Правда, похоже на задачку повышенной сложности? Тут недостаточно знать правила арифметики.
Неэкономно срезать горбушки с обеих сторон буханки: незащищенный коркой хлеб гораздо быстрее сохнет. Так что горбушку срезаем только с одной стороны.
Неэкономно есть жареную курицу. Курицу надо варить. Тогда получаем и первое, и второе. Но и куриный бульон не едим. (Куриный бульон полагается только больным.) На бульоне (чаще мясном, мясо дешевле курицы) обязательно варим суп. Для супа не нужен концентрированный бульон. Наливаешь больше воды – получаешь больше еды. А чтобы возникло ощущение сытости, суп едим обязательно с хлебом.
…Всё едим с хлебом – макароны, картошку, кашу: без хлеба еды не бывает.
Двоюродная сестра папы пережила блокаду. Папа произносил: «Тетя Флора – блокадница», – как если бы он говорил: «Тетя Флора – святая». И время от времени кто-то из взрослых обязательно говорил: «Ленинградцам во время блокады в день выдавали 125 граммов хлеба». Это кусочек размером с ладошку маленького ребенка. За этими граммами часами стояли в очереди…
Я очень сочувствовала ленинградцам.

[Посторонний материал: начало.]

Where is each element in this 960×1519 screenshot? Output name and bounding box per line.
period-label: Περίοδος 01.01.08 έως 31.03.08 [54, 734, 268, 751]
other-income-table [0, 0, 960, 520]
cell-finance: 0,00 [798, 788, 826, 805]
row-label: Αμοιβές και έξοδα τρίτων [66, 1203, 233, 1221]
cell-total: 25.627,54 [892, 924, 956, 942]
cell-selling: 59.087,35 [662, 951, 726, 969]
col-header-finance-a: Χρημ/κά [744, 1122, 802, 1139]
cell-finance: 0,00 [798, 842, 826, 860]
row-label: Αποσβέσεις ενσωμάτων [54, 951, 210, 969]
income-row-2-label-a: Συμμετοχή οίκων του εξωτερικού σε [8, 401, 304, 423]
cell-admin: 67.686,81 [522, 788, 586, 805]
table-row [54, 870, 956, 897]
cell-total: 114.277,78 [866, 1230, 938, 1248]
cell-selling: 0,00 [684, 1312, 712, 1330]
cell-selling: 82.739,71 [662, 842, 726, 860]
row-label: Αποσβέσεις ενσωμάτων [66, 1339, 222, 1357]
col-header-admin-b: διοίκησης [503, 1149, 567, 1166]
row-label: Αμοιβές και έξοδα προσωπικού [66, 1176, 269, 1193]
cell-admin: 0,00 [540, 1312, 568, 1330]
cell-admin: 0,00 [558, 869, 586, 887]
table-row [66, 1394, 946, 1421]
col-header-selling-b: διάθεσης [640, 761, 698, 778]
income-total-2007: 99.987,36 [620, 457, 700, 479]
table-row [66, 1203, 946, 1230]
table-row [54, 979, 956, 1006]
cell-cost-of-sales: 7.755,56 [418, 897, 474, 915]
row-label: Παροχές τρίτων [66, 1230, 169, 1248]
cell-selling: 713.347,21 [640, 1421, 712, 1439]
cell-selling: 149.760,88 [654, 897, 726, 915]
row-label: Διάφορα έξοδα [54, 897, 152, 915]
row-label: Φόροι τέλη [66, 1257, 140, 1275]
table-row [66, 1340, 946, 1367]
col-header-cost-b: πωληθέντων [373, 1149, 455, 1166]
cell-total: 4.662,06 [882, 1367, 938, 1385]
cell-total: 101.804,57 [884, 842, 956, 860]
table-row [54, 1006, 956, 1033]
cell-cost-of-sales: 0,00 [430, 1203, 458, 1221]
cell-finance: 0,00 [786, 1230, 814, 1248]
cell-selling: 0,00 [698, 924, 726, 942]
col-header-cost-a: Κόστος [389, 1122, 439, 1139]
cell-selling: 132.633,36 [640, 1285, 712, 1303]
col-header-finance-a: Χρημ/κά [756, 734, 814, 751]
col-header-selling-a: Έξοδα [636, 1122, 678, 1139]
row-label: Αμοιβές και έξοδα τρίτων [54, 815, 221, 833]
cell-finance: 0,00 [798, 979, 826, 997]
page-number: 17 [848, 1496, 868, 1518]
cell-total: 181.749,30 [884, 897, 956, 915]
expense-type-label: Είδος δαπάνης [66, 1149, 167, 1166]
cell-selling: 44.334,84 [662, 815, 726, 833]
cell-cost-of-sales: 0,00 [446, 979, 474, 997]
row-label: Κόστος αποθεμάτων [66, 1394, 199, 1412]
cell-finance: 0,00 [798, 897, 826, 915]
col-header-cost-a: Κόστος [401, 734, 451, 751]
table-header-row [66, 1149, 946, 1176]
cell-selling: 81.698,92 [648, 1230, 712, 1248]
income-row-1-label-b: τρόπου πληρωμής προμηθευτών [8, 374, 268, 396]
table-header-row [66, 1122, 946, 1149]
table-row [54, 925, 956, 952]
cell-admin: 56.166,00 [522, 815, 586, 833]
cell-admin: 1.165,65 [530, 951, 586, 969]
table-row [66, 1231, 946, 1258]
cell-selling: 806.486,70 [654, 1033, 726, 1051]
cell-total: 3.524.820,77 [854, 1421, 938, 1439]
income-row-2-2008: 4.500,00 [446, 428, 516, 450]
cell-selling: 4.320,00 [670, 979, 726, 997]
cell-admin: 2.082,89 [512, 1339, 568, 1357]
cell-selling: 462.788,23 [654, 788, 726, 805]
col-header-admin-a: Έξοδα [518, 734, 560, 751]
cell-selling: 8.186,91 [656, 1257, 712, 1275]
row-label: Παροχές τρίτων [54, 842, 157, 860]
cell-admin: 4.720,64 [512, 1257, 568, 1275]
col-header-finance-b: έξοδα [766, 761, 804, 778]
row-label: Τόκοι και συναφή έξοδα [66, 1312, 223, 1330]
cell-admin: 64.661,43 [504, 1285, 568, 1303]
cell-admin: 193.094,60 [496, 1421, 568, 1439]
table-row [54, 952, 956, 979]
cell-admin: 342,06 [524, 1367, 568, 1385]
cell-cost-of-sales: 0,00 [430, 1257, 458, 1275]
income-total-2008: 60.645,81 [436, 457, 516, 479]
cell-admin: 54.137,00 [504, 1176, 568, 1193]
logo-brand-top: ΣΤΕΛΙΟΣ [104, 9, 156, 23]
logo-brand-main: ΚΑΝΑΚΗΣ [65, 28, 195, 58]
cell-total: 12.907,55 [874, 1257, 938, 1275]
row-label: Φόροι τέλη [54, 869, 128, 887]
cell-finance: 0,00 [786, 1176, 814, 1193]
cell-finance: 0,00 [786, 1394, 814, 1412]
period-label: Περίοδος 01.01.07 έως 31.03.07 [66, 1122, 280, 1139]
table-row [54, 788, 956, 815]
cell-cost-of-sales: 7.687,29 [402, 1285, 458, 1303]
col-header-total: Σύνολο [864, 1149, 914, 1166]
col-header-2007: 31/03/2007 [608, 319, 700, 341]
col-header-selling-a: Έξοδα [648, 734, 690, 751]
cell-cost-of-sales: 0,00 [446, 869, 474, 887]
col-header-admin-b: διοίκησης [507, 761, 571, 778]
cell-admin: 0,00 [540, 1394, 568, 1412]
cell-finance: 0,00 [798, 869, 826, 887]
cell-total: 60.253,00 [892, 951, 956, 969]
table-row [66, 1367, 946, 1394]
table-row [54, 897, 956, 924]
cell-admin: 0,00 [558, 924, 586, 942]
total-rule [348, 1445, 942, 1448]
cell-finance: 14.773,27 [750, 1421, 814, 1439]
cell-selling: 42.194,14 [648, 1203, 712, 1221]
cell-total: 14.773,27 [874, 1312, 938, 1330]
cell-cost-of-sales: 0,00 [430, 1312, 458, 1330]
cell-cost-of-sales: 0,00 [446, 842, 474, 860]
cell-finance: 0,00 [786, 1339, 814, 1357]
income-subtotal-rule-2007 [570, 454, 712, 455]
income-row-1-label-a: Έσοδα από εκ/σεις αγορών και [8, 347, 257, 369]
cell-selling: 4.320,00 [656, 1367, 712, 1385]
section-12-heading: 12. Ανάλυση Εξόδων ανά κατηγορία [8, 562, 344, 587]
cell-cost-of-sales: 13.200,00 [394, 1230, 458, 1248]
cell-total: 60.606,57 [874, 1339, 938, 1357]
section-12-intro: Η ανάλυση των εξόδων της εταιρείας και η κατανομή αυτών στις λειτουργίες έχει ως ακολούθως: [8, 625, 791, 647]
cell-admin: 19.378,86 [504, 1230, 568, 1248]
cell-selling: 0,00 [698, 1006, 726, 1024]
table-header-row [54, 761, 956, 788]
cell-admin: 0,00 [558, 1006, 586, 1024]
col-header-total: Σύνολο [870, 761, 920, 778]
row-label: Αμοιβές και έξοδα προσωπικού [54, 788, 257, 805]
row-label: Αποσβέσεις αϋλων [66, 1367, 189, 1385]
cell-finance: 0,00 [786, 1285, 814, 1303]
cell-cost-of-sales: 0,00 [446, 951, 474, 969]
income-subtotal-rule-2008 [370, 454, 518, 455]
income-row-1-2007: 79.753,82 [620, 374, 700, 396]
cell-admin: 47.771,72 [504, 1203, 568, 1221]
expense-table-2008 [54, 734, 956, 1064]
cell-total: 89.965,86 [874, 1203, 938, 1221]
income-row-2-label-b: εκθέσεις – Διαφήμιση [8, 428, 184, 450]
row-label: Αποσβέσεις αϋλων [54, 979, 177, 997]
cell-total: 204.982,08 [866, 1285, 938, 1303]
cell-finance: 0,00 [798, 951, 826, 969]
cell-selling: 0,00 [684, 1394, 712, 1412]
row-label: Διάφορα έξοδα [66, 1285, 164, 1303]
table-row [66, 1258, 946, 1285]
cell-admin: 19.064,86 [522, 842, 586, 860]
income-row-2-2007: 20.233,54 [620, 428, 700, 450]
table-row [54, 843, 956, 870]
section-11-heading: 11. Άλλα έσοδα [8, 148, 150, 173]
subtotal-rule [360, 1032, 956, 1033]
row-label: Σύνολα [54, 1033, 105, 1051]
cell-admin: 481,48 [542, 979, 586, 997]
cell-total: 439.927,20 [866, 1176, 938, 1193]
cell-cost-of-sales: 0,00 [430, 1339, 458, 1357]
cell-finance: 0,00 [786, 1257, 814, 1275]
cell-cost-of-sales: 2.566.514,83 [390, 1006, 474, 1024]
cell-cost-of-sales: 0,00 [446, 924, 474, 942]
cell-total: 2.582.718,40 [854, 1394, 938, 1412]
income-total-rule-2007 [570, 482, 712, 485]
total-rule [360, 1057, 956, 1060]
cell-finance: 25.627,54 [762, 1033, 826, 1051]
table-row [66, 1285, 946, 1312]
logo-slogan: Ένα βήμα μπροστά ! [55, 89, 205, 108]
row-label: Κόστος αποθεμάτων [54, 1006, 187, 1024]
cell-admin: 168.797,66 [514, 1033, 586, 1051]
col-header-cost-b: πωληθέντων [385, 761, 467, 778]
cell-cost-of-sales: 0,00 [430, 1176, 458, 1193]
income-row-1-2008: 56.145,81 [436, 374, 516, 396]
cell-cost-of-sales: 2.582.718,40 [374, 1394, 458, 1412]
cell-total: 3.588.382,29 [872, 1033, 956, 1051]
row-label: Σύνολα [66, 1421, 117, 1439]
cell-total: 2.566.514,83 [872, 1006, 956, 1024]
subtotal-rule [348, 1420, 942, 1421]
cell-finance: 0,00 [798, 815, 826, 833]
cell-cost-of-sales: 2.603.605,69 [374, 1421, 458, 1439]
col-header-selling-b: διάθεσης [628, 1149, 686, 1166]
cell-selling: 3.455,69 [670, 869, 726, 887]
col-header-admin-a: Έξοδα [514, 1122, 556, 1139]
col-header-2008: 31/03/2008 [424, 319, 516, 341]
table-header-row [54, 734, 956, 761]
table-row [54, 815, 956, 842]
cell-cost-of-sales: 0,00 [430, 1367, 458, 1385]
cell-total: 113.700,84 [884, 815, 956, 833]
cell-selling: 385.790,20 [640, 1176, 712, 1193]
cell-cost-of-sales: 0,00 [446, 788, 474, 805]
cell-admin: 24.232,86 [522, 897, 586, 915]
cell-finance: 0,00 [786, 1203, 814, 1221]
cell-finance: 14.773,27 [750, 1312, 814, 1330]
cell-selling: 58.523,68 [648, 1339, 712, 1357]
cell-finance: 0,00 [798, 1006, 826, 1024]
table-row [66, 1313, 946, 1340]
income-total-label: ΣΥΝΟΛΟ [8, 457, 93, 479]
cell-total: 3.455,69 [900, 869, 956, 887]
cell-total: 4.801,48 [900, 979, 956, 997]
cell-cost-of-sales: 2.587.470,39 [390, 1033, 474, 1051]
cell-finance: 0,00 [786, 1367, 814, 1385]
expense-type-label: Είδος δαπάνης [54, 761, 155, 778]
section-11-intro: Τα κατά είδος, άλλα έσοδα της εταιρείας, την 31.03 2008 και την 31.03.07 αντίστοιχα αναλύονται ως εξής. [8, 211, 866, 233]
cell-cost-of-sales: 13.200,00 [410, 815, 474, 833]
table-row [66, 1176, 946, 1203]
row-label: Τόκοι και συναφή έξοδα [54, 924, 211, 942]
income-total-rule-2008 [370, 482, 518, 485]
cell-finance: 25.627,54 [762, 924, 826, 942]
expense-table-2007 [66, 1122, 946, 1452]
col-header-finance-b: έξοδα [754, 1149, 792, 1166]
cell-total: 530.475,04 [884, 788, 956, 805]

Но я не любила «есть с хлебом».
Пока ты несешь хлеб домой, тебе так и хочется вонзить зубы в теплую мякоть (это, естественно, категорически запрещалось. И вообще нельзя есть на улице. Ты ешь – а все смотрят…). А дома хлеб терял всякую привлекательность.
Мама могла иногда сказать: «Ну ладно, это – мучное, и это – мучное».
Но с бабушкой, маминой мамой, это не проходило. Бабушка, мамина мама, жила отдельно от нас. А когда приезжала, то всегда садилась смотреть, как мы с братом едим. Не есть с нами садилась, а именно смотреть: как двигаются ложки, сколько мы набираем супа. И главное, что там с хлебом:
– Ты почему ешь без хлеба? Что значит «не хочешь хлеб»? А ну сейчас же кусай! Кусай по-настоящему!
Тут я теряла способность сочувствовать ленинградцам. Я даже думала: 125 граммов – это вообще-то такой нормальный кусок. Вот сейчас он как раз и встанет у меня поперек горла. А бабушка, видимо, не разделяла маминых представлений о том, что детям следует объяснять требования и запреты. Требование есть с хлебом казалось ей безусловным, и она даже не старалась сдерживать возмущение:
– Нет, вы взгляните, она (он) и не думает кусать хлеб!.. Ты что, хочешь с голоду умереть?
А если к бабушкиному приезду в доме заканчивался черный хлеб (мамины отговорки вроде «Я как раз собиралась послать Маринку за хлебом» положения не спасали), бабушка чувствовала, что оказалась на месте преступления.
– У нее нет черного хлеба! – взывала бабушка к неведомому свидетелю, находившемуся где-то под потолком. – Она морит своих детей голодом!..
Слово за слово, голос бабушки усиливался, нарастал… И наконец:
– Мать-убийца! – кричала она на маму так, что мы с братом могли подавиться. Крик почти срывался на визг…
Потом бабушка неожиданно замолкала, уходила в комнату и, некрасиво обмякнув, усаживалась на диван. И сидела, бессильная, уставившись в одну точку.